= Laura Millar =

Laura Agnes Millar is an independent consultant and scholar in records, archives, and information management who has also worked in publishing and distance education. She has consulted with governments, universities, colleges, professional associations, non-profit organizations, and other agencies in Canada and around the world.

== Career ==

=== Education ===
She received her Master of Archival Studies degree from the University of British Columbia in 1984 and her PhD in archival science from University College London in 1996.

=== Publications ===
A prolific writer, Millar has published dozens of articles in peer reviewed journals on the administration of archives, including documentary editing. She was awarded the Association of Canadian Archivists' William Kaye Lamb prize twice, for articles published in Archivaria in 2003 and 2015. She has also written a number of books on information management including The Story Behind the Book: Preserving Authors' and Publishers' Archives, published by Simon Fraser University in 2009. She was named the winner of the Society of American Archivists' 2011 Waldo Gifford Leland Award for Archives: Principles and Practices now in its second edition and recognized by universities and colleges internationally as a standard textbook in archival management. Her latest book A Matter of Facts: The Value of Evidence in the Information Age, was co-published by the American Library Association and the Society of American Archivists in June 2019.
Millar has worked with such diverse groups as the Taku River Tlingit First Nations, the United Nations, the International Records Management Trust, the Government of Hong Kong, the Alaska State Archives, the Government of Bermuda, the Open University of Sri Lanka, the Government of Alberta and McGill University.

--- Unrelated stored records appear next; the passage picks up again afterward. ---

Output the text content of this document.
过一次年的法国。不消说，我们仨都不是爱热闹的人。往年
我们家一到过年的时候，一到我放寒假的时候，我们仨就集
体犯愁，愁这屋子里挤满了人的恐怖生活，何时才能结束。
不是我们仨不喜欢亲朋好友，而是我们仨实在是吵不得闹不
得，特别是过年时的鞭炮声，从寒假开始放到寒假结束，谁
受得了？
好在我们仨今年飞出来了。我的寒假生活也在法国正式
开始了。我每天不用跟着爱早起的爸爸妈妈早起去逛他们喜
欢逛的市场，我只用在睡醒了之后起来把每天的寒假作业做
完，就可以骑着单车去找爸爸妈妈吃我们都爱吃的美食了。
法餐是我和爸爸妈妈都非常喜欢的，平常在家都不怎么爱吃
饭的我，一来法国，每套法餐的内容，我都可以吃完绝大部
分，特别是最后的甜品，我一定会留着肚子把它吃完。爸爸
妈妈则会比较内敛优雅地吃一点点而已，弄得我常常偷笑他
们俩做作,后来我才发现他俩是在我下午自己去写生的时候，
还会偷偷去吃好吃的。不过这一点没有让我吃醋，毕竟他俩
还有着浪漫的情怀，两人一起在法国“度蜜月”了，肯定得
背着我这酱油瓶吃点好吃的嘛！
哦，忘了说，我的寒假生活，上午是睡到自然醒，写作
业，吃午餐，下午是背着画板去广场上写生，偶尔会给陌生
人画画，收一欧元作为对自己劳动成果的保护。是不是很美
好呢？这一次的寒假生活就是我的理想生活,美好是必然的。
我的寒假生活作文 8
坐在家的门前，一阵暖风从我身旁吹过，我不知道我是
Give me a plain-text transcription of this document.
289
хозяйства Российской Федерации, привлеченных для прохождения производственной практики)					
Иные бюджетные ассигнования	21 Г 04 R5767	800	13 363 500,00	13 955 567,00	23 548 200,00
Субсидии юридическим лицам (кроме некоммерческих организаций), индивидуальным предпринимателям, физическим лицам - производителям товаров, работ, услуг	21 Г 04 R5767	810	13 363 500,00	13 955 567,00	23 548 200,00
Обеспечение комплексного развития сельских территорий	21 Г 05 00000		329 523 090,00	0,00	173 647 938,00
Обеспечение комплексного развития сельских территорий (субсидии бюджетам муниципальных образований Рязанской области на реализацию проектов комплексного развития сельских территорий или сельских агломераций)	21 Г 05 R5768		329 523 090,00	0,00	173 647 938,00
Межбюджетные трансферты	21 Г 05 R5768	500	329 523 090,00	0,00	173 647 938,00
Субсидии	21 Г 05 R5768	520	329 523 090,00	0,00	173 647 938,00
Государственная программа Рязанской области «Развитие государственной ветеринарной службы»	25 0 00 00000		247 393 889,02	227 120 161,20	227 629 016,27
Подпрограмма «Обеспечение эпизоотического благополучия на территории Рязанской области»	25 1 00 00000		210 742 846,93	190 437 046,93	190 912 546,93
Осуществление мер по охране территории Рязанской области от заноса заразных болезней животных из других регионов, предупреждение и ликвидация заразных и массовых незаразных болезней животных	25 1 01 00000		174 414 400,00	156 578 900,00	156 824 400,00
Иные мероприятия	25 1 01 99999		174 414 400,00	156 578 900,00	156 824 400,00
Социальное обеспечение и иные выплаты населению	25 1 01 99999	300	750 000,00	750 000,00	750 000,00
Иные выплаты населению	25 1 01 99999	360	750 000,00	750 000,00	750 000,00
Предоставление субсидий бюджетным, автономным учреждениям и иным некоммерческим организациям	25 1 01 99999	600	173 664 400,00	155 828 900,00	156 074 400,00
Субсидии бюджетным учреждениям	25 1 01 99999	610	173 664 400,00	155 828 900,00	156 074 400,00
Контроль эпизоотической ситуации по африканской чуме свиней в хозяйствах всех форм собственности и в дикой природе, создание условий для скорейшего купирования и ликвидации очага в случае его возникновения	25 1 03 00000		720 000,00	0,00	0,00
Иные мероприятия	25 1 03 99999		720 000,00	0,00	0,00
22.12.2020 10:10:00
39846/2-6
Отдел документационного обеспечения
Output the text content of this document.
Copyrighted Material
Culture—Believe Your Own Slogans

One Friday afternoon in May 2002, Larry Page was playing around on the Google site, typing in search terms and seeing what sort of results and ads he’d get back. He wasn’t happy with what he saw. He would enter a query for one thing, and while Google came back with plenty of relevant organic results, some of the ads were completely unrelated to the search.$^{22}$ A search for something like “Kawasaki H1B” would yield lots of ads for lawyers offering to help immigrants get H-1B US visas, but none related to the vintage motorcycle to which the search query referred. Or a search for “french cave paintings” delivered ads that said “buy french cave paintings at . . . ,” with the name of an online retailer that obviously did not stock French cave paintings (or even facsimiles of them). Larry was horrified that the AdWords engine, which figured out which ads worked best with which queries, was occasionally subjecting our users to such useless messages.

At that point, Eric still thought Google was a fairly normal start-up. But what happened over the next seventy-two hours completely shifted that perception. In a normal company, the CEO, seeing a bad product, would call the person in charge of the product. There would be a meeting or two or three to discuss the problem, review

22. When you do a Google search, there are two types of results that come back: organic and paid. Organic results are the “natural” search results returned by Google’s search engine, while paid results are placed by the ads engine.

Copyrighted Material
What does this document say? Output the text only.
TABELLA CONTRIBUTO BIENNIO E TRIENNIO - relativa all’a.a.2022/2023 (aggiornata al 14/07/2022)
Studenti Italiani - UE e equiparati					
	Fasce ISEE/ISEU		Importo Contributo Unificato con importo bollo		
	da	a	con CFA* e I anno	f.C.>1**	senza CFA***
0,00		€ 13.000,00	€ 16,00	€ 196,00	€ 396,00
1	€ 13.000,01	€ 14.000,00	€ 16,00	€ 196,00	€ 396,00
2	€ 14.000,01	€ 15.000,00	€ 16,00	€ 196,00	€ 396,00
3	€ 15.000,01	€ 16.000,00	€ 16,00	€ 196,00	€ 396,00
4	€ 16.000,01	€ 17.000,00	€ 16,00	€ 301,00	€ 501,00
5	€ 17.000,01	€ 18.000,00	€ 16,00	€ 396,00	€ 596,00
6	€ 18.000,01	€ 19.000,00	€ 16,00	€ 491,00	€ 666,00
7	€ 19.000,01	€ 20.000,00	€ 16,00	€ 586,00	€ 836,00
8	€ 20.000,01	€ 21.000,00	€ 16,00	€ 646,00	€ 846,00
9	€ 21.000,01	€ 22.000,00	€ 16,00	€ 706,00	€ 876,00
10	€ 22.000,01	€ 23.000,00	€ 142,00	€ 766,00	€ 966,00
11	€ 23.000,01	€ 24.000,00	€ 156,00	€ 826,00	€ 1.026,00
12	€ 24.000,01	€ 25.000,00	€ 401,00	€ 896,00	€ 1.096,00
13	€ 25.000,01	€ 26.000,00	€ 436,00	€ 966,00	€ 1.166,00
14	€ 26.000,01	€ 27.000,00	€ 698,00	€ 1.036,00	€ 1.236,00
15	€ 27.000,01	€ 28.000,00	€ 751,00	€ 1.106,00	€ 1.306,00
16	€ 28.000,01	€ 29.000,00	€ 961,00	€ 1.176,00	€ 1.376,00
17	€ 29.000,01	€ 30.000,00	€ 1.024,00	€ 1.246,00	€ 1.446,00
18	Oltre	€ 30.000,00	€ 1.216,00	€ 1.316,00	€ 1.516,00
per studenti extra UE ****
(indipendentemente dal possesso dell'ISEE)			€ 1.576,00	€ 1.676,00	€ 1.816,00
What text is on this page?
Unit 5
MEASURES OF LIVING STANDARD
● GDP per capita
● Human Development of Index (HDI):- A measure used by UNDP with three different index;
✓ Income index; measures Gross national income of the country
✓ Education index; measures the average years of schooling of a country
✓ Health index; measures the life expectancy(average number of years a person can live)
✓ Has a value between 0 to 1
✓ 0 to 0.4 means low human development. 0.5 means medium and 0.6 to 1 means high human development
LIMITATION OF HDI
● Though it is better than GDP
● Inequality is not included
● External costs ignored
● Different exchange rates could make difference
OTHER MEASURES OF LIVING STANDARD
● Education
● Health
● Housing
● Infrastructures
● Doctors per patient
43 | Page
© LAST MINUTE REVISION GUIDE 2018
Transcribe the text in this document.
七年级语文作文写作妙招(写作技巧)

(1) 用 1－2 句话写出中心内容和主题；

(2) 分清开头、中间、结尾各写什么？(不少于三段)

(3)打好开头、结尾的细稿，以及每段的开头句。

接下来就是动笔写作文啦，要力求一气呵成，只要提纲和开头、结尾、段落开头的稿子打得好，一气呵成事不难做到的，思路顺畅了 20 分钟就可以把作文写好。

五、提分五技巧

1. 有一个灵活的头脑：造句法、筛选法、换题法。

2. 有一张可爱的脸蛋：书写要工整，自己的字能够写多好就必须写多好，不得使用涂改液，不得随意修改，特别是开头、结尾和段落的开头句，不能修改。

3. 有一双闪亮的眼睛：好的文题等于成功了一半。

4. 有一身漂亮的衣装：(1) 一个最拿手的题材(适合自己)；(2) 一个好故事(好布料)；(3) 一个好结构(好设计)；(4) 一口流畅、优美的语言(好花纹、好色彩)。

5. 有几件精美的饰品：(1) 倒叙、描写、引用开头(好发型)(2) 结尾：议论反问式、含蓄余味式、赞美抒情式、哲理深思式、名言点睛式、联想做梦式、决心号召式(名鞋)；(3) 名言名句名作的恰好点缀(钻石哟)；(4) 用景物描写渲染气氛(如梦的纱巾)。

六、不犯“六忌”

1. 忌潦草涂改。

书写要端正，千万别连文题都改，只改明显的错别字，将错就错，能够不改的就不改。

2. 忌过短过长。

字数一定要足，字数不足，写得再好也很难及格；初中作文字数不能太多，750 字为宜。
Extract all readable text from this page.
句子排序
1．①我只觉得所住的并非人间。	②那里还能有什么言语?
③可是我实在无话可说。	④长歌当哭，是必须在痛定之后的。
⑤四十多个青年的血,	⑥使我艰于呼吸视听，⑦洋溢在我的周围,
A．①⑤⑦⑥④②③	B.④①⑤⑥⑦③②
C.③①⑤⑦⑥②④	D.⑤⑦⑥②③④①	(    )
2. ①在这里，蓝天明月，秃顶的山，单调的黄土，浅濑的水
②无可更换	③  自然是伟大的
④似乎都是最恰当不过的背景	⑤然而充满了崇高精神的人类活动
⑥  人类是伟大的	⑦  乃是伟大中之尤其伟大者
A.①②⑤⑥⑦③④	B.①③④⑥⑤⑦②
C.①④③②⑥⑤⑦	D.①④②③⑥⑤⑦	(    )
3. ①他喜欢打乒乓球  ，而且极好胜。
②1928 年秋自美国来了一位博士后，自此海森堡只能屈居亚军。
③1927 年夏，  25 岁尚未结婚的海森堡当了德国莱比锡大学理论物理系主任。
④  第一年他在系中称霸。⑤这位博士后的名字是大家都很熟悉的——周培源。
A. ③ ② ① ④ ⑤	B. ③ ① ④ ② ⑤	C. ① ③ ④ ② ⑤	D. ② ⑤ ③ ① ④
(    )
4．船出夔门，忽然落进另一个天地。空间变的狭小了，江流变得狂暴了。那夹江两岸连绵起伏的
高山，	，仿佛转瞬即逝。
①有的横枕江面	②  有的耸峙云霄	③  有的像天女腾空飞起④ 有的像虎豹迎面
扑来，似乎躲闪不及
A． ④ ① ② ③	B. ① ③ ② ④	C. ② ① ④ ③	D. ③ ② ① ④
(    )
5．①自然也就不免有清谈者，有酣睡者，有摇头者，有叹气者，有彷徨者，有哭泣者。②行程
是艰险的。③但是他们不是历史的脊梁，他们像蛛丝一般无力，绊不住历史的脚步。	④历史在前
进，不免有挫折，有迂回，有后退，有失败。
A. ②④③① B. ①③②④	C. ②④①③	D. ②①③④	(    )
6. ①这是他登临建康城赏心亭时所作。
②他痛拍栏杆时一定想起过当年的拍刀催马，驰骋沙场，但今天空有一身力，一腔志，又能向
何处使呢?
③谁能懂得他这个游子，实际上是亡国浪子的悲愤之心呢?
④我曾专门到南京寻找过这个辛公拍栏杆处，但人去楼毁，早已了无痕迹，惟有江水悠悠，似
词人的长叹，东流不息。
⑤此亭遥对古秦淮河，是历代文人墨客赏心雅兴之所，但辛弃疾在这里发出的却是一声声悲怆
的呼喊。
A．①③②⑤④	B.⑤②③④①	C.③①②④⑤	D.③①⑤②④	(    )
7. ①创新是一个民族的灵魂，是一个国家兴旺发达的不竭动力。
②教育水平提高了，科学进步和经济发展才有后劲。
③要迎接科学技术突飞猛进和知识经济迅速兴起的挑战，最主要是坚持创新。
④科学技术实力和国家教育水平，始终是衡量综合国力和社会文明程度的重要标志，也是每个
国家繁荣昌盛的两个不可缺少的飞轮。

Millar received the University of British Columbia's SLAIS Alumni Service and Leadership Award in 2011 and made a Fellow of the Association of Canadian Archivists in 2016. In 2017 she was identified as a "Change Maker": a designation given by the British Columbia Museums Association to British Columbians who have made a "substantial contribution to the cultural field" in the province. In January 2018 she was appointed an Honorary Senior Research Associate at University College London, England.

=== Today ===
Her present research interests include the concept of record-keeping and the relationship between information, knowledge, and personal and social memory. She is also studying the relationship between human rights and record-keeping around the world.

Millar lives with her husband in the community of Roberts Creek, on the Sunshine Coast of British Columbia, Canada.